Lying is another major red flag. Whether it’s about their age, job, relationship status, or kids, lies—big or small—can quickly undermine trust. Once trust is broken, it's hard to move forward. Controlling behavior is also problematic: telling you what to wear, what to do, or how to act. This kind of behavior can cause you to second-guess yourself and constantly seek their approval, which only strengthens the unhealthy bond.
Jealousy is often tied to controlling behavior. Some people mistake jealousy for love, thinking, “They care so much that they’re jealous.” But jealousy, when excessive, is a red flag and usually comes with control issues. Gaslighting is another form of manipulation that makes you doubt your feelings or your memory of events, which is emotionally draining.
Of course, more serious issues like emotional, verbal, or physical abuse are dealbreakers from the start. But these negative behaviors rarely present themselves as glaring red flags at first. Instead, they start small, like testing your boundaries or pushing you to see how far they can go. If they can get away with it, they stick around, and everything escalates. These patterns are old as time. When you see them, that’s your cue to leave. You don’t need to stick around to see if things will change or hope that you can fix them—you can’t.

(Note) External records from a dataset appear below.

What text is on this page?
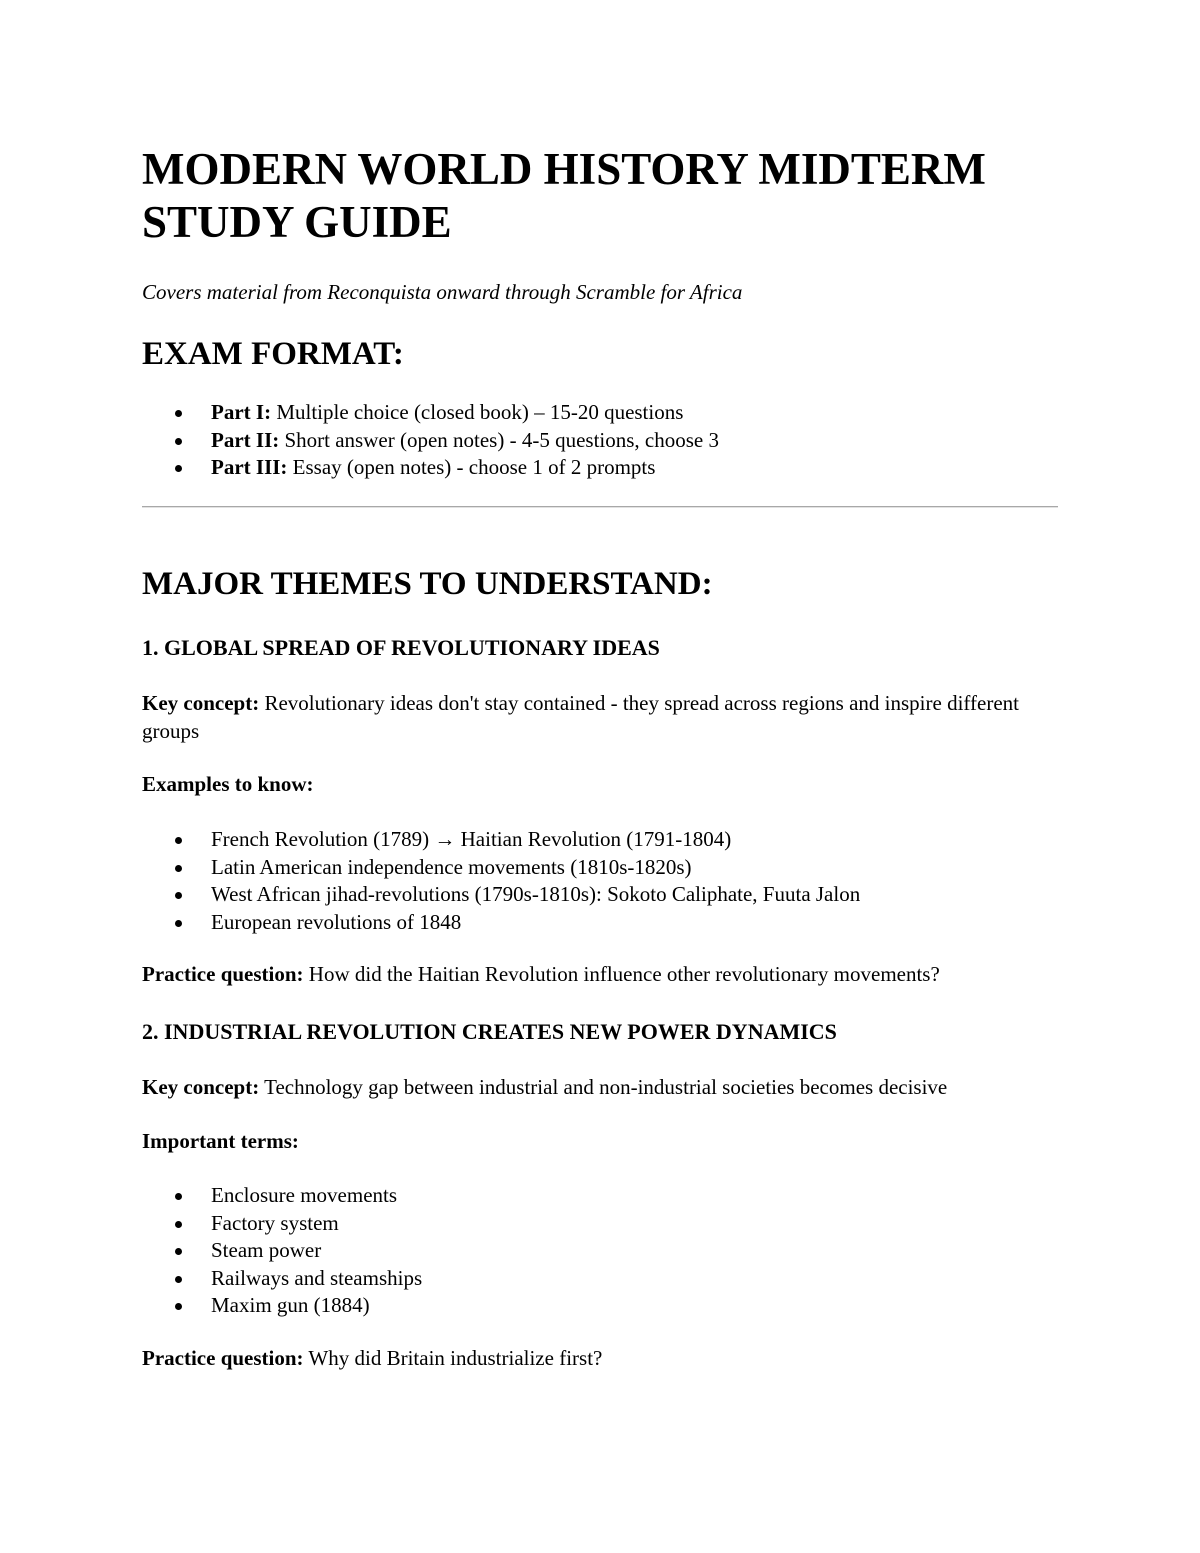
MODERN WORLD HISTORY MIDTERM STUDY GUIDE

Covers material from Reconquista onward through Scramble for Africa

EXAM FORMAT:
Part I: Multiple choice (closed book) – 15-20 questions
Part II: Short answer (open notes) - 4-5 questions, choose 3
Part III: Essay (open notes) - choose 1 of 2 prompts
MAJOR THEMES TO UNDERSTAND:
1. GLOBAL SPREAD OF REVOLUTIONARY IDEAS

Key concept: Revolutionary ideas don't stay contained - they spread across regions and inspire different groups

Examples to know:

French Revolution (1789) → Haitian Revolution (1791-1804)
Latin American independence movements (1810s-1820s)
West African jihad-revolutions (1790s-1810s): Sokoto Caliphate, Fuuta Jalon
European revolutions of 1848

Practice question: How did the Haitian Revolution influence other revolutionary movements?

2. INDUSTRIAL REVOLUTION CREATES NEW POWER DYNAMICS

Key concept: Technology gap between industrial and non-industrial societies becomes decisive

Important terms:

Enclosure movements
Factory system
Steam power
Railways and steamships
Maxim gun (1884)

Practice question: Why did Britain industrialize first?
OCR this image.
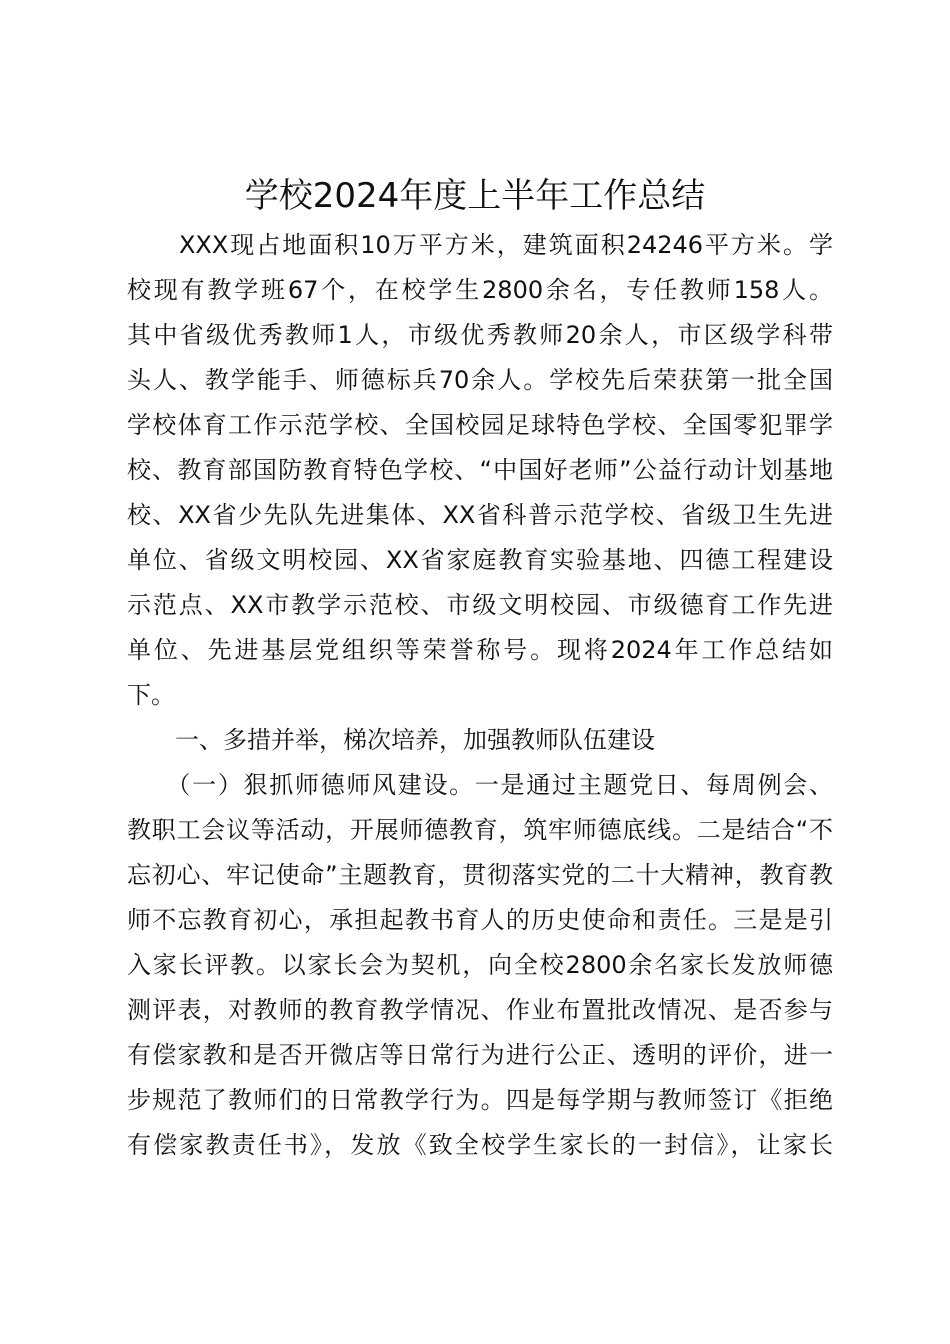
学校2024年度上半年工作总结
　　XXX现占地面积10万平方米，建筑面积24246平方米。学
校现有教学班67个，在校学生2800余名，专任教师158人。
其中省级优秀教师1人，市级优秀教师20余人，市区级学科带
头人、教学能手、师德标兵70余人。学校先后荣获第一批全国
学校体育工作示范学校、全国校园足球特色学校、全国零犯罪学
校、教育部国防教育特色学校、“中国好老师”公益行动计划基地
校、XX省少先队先进集体、XX省科普示范学校、省级卫生先进
单位、省级文明校园、XX省家庭教育实验基地、四德工程建设
示范点、XX市教学示范校、市级文明校园、市级德育工作先进
单位、先进基层党组织等荣誉称号。现将2024年工作总结如
下。
　　一、多措并举，梯次培养，加强教师队伍建设
　　（一）狠抓师德师风建设。一是通过主题党日、每周例会、
教职工会议等活动，开展师德教育，筑牢师德底线。二是结合“不
忘初心、牢记使命”主题教育，贯彻落实党的二十大精神，教育教
师不忘教育初心，承担起教书育人的历史使命和责任。三是是引
入家长评教。以家长会为契机，向全校2800余名家长发放师德
测评表，对教师的教育教学情况、作业布置批改情况、是否参与
有偿家教和是否开微店等日常行为进行公正、透明的评价，进一
步规范了教师们的日常教学行为。四是每学期与教师签订《拒绝
有偿家教责任书》，发放《致全校学生家长的一封信》，让家长
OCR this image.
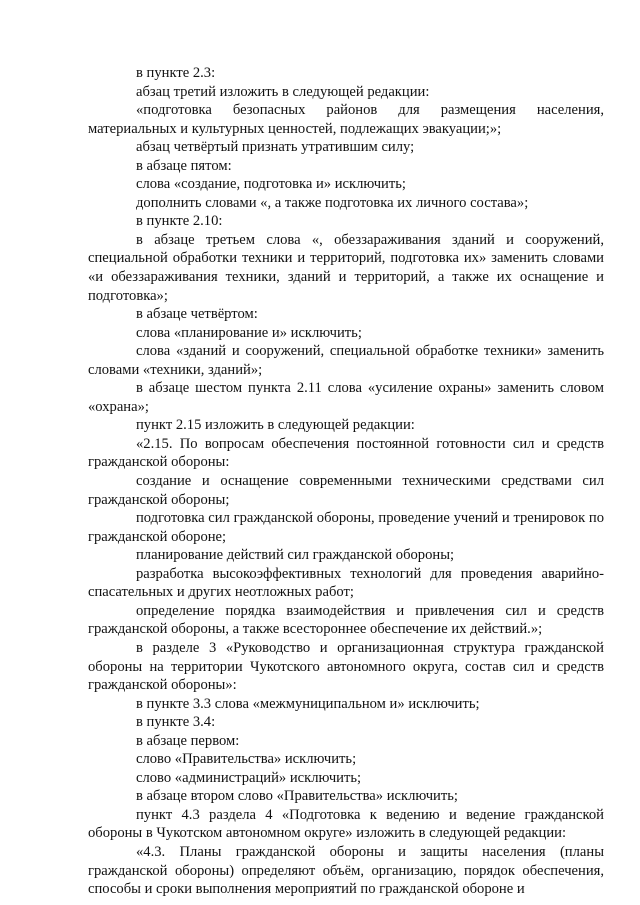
в пункте 2.3:

абзац третий изложить в следующей редакции:

«подготовка безопасных районов для размещения населения, материальных и культурных ценностей, подлежащих эвакуации;»;

абзац четвёртый признать утратившим силу;

в абзаце пятом:

слова «создание, подготовка и» исключить;

дополнить словами «, а также подготовка их личного состава»;

в пункте 2.10:

в абзаце третьем слова «, обеззараживания зданий и сооружений, специальной обработки техники и территорий, подготовка их» заменить словами «и обеззараживания техники, зданий и территорий, а также их оснащение и подготовка»;

в абзаце четвёртом:

слова «планирование и» исключить;

слова «зданий и сооружений, специальной обработке техники» заменить словами «техники, зданий»;

в абзаце шестом пункта 2.11 слова «усиление охраны» заменить словом «охрана»;

пункт 2.15 изложить в следующей редакции:

«2.15. По вопросам обеспечения постоянной готовности сил и средств гражданской обороны:

создание и оснащение современными техническими средствами сил гражданской обороны;

подготовка сил гражданской обороны, проведение учений и тренировок по гражданской обороне;

планирование действий сил гражданской обороны;

разработка высокоэффективных технологий для проведения аварийно-спасательных и других неотложных работ;

определение порядка взаимодействия и привлечения сил и средств гражданской обороны, а также всестороннее обеспечение их действий.»;

в разделе 3 «Руководство и организационная структура гражданской обороны на территории Чукотского автономного округа, состав сил и средств гражданской обороны»:

в пункте 3.3 слова «межмуниципальном и» исключить;

в пункте 3.4:

в абзаце первом:

слово «Правительства» исключить;

слово «администраций» исключить;

в абзаце втором слово «Правительства» исключить;

пункт 4.3 раздела 4 «Подготовка к ведению и ведение гражданской обороны в Чукотском автономном округе» изложить в следующей редакции:

«4.3. Планы гражданской обороны и защиты населения (планы гражданской обороны) определяют объём, организацию, порядок обеспечения, способы и сроки выполнения мероприятий по гражданской обороне и
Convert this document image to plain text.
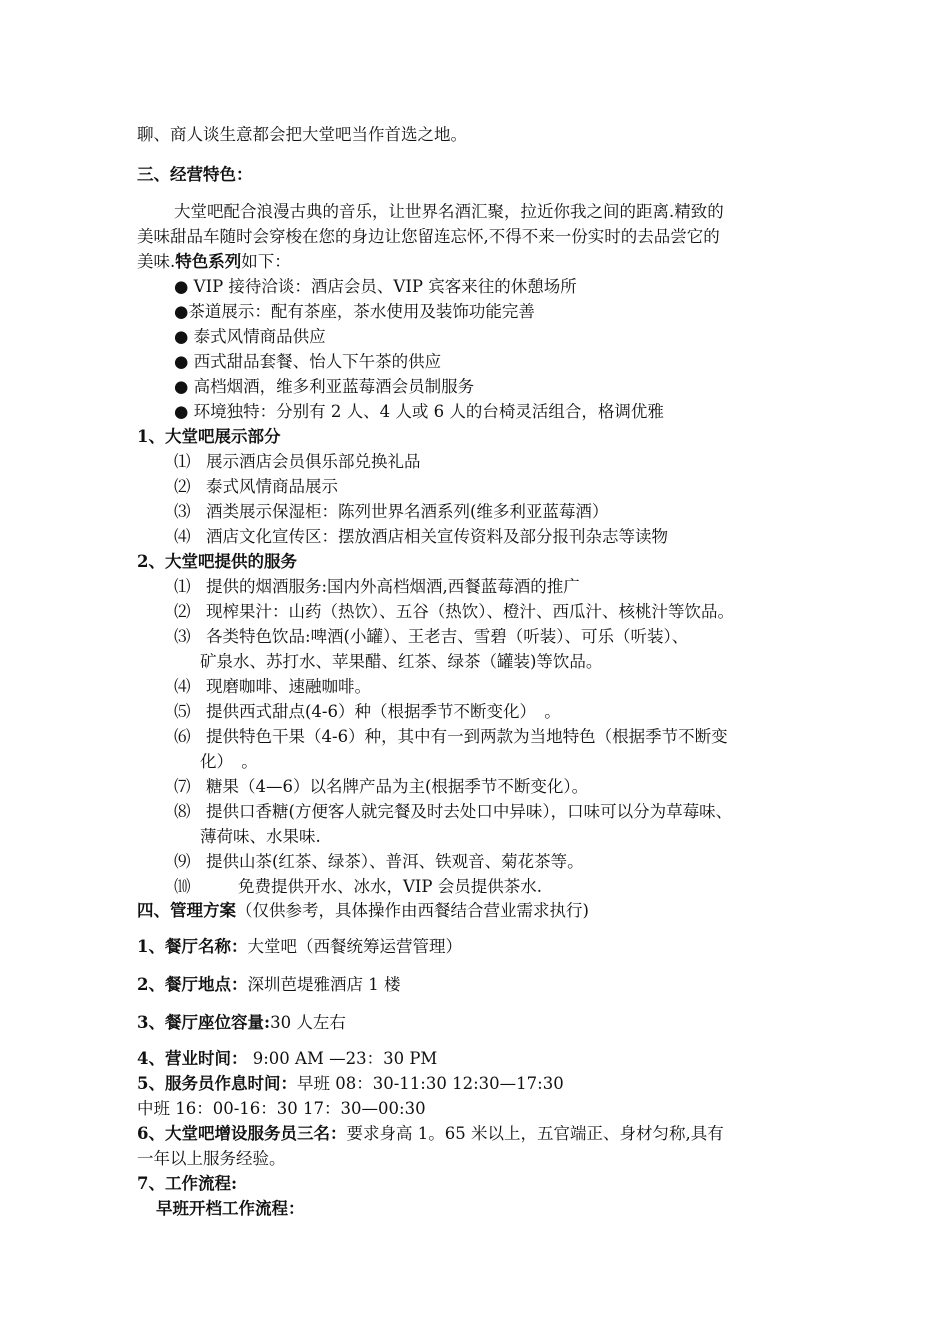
聊、商人谈生意都会把大堂吧当作首选之地。
三、经营特色：
大堂吧配合浪漫古典的音乐，让世界名酒汇聚，拉近你我之间的距离.精致的
美味甜品车随时会穿梭在您的身边让您留连忘怀,不得不来一份实时的去品尝它的
美味.特色系列如下：
● VIP 接待洽谈：酒店会员、VIP 宾客来往的休憩场所
●茶道展示：配有茶座，茶水使用及装饰功能完善
● 泰式风情商品供应
● 西式甜品套餐、怡人下午茶的供应
● 高档烟酒，维多利亚蓝莓酒会员制服务
● 环境独特：分别有 2 人、4 人或 6 人的台椅灵活组合，格调优雅
1、大堂吧展示部分
⑴ 展示酒店会员俱乐部兑换礼品
⑵ 泰式风情商品展示
⑶ 酒类展示保湿柜：陈列世界名酒系列(维多利亚蓝莓酒）
⑷ 酒店文化宣传区：摆放酒店相关宣传资料及部分报刊杂志等读物
2、大堂吧提供的服务
⑴ 提供的烟酒服务:国内外高档烟酒,西餐蓝莓酒的推广
⑵ 现榨果汁：山药（热饮）、五谷（热饮）、橙汁、西瓜汁、核桃汁等饮品。
⑶ 各类特色饮品:啤酒(小罐）、王老吉、雪碧（听装）、可乐（听装）、
矿泉水、苏打水、苹果醋、红茶、绿茶（罐装)等饮品。
⑷ 现磨咖啡、速融咖啡。
⑸ 提供西式甜点(4-6）种（根据季节不断变化）　。
⑹ 提供特色干果（4-6）种，其中有一到两款为当地特色（根据季节不断变
化）　。
⑺ 糖果（4—6）以名牌产品为主(根据季节不断变化）。
⑻ 提供口香糖(方便客人就完餐及时去处口中异味），口味可以分为草莓味、
薄荷味、水果味.
⑼ 提供山茶(红茶、绿茶）、普洱、铁观音、菊花茶等。
⑽	免费提供开水、冰水，VIP 会员提供茶水.
四、管理方案（仅供参考，具体操作由西餐结合营业需求执行)
1、餐厅名称：大堂吧（西餐统筹运营管理）
2、餐厅地点：深圳芭堤雅酒店 1 楼
3、餐厅座位容量:30 人左右
4、营业时间： 9:00 AM —23：30 PM
5、服务员作息时间：早班 08：30-11:30 12:30—17:30
中班 16：00-16：30 17：30—00:30
6、大堂吧增设服务员三名：要求身高 1。65 米以上，五官端正、身材匀称,具有
一年以上服务经验。
7、工作流程:
早班开档工作流程：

Another important factor to consider is whether you and your partner agree on the “Big Three”—marriage, kids, and faith. If you know you want to get married and your partner doesn’t, end it now. If you don’t want kids and your partner does, end it now. Similarly, if you’re religious and your partner isn’t, it’s not going to work long-term. Yes, you may know a rare story of someone who made it work despite differences, but those are outliers. For the majority of us, it’s simply not worth it to wait around for something that isn’t aligned.
It all comes down to this: Are you choosing the love that’s choosing you? The love that chooses you is reciprocal—it mirrors back the love, honesty, trust, and care that you give. The right person will be in alignment with what you want in life, and their actions will reflect that. When you know exactly what you want and you’re clear about your boundaries, you’ll attract the right partner and naturally repel the wrong ones. It might sound simple, but it’s really about enforcing those boundaries.
To wrap up, remember that your boundaries are your best friend when it comes to finding your soulmate. The moment you stop engaging with people who aren’t right for you, the right person will become much more obvious. Trust your intuition and move forward with confidence.
Afformation: Why am I so magnetic to the kind of relationship that I want?
Live in reality, not potential. Pay attention to who’s showing up in your life, and recognize when it’s time to move on. Even if you’ve invested years or created a family with someone, don’t stay if the relationship isn’t serving you. Make space for the love you truly deserve.
Closing: Gratitude is the highest vibration, so take a moment to reflect on something you’re grateful for. As always, I’m grateful for you tuning in. Remember, when love is on the brain, asking better questions leads to better answers.